Unlike the Zapatista
Indian rebels in the southern state of Chiapas, the EPR,
which is descended
from some of the most radical leftist groups of the
1980s, has never
had support from mainstream Mexicans.
But in Guerrero,
whose rugged mountains have been home to generations of
rural guerrillas,
it has continued to operate. The guerrillas have often been
welcomed in
hamlets like El Charco, where the Indians live on the low end
of subsistence
and expect that the government will treat them at best with
neglect and
at worst with racist violence.
On Wednesday,
four days after the combat in El Charco, open fighting also
broke out, for
the first time in more than three years, between army and
police troops
and Zapatista guerrillas in Chiapas. The long fire fight in the
Indian community
of Chavajeval began after the government forces moved
in to break
up an alternative village government set up by the Zapatistas.
According to
accounts from villagers and the testimony of several prisoners
to the federal
police, the people here did not think it unusual when about a
dozen masked
and armed rebels marched through the hamlet on Saturday
morning and
convened an all-day meeting in the school, attended mainly by
Indians from
other outlying hamlets.
"The EPR comes
here a lot," said a 28-year-old Mixtec woman whose
adobe hut stands
just above the schoolyard. Still frightened by the bloodshed,
she did not
wish to be identified.
"They always
treat us very well, and they teach the young men how to fight
in case there
is a war," she said.
But the guerrillas
committed a surprising error for a group known for its
attention to
security.
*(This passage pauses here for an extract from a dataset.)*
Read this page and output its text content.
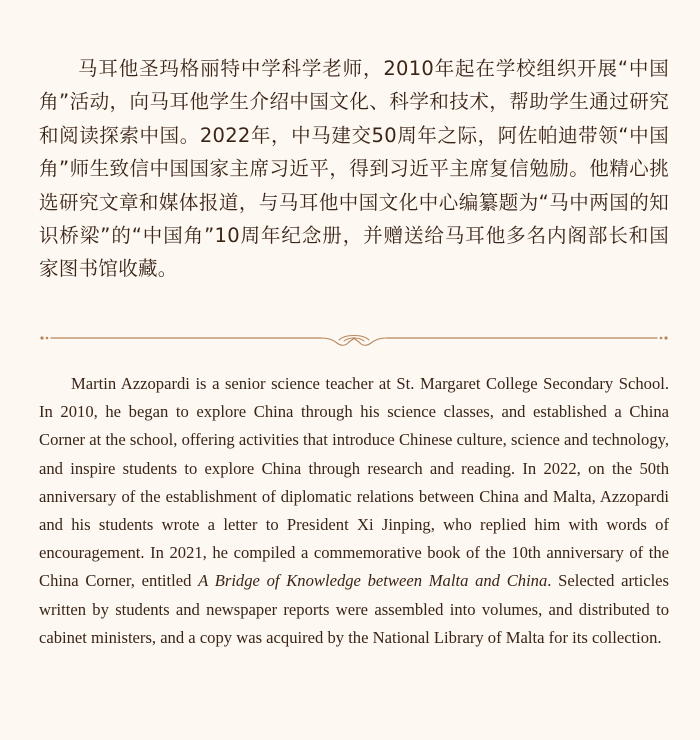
马耳他圣玛格丽特中学科学老师，2010年起在学校组织开展“中国角”活动，向马耳他学生介绍中国文化、科学和技术，帮助学生通过研究和阅读探索中国。2022年，中马建交50周年之际，阿佐帕迪带领“中国角”师生致信中国国家主席习近平，得到习近平主席复信勉励。他精心挑选研究文章和媒体报道，与马耳他中国文化中心编纂题为“马中两国的知识桥梁”的“中国角”10周年纪念册，并赠送给马耳他多名内阁部长和国家图书馆收藏。

Martin Azzopardi is a senior science teacher at St. Margaret College Secondary School. In 2010, he began to explore China through his science classes, and established a China Corner at the school, offering activities that introduce Chinese culture, science and technology, and inspire students to explore China through research and reading. In 2022, on the 50th anniversary of the establishment of diplomatic relations between China and Malta, Azzopardi and his students wrote a letter to President Xi Jinping, who replied him with words of encouragement. In 2021, he compiled a commemorative book of the 10th anniversary of the China Corner, entitled A Bridge of Knowledge between Malta and China. Selected articles written by students and newspaper reports were assembled into volumes, and distributed to cabinet ministers, and a copy was acquired by the National Library of Malta for its collection.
Apparently overconfident of their safety in a valley
they had visited
many times, they let the farmers who attended the daytime
meeting spend
the night on the cement floor of the main schoolrooms while
they slept in
an annex behind. They did not set up a security perimeter.
Whether the army
troops were on a routine anti-drug patrol, as generals
have asserted,
or received a tip from a pro-government villager, as some
other residents
believe, by the early hours of Sunday hundreds of them had
surrounded the
school. The troops caught the guerrillas while most of them
were asleep.
Defense Ministry
officials said the troops had repeatedly called on the
armed fighters
to surrender. But the Mixtec woman said she had heard the
troops shouting,
"We're going to kill you all!" Officials of the surrounding
county said
other villagers had told them that the civilians inside called out
that they were
"peaceful people" and had no weapons.
It remains unclear
how the shooting began, but it was thick and dragged on
until after
sunrise. Federal investigators who questioned the prisoners said
on Wednesday
that one of them, a woman who admitted to being an EPR
military commander,
testified under oath that other guerrillas had tried to
"break the military
circle" by charging the army troops.
The army fed
suspicion by closing the hamlet to journalists and human rights
observers for
24 hours. The federal civilian police said they had found 14
AK-47 combat
rifles in the schoolhouse.
Guerrilla fighters
responded by painting walls and hold fleeting
demonstrations
in at least eight Guerrero towns over the last two days.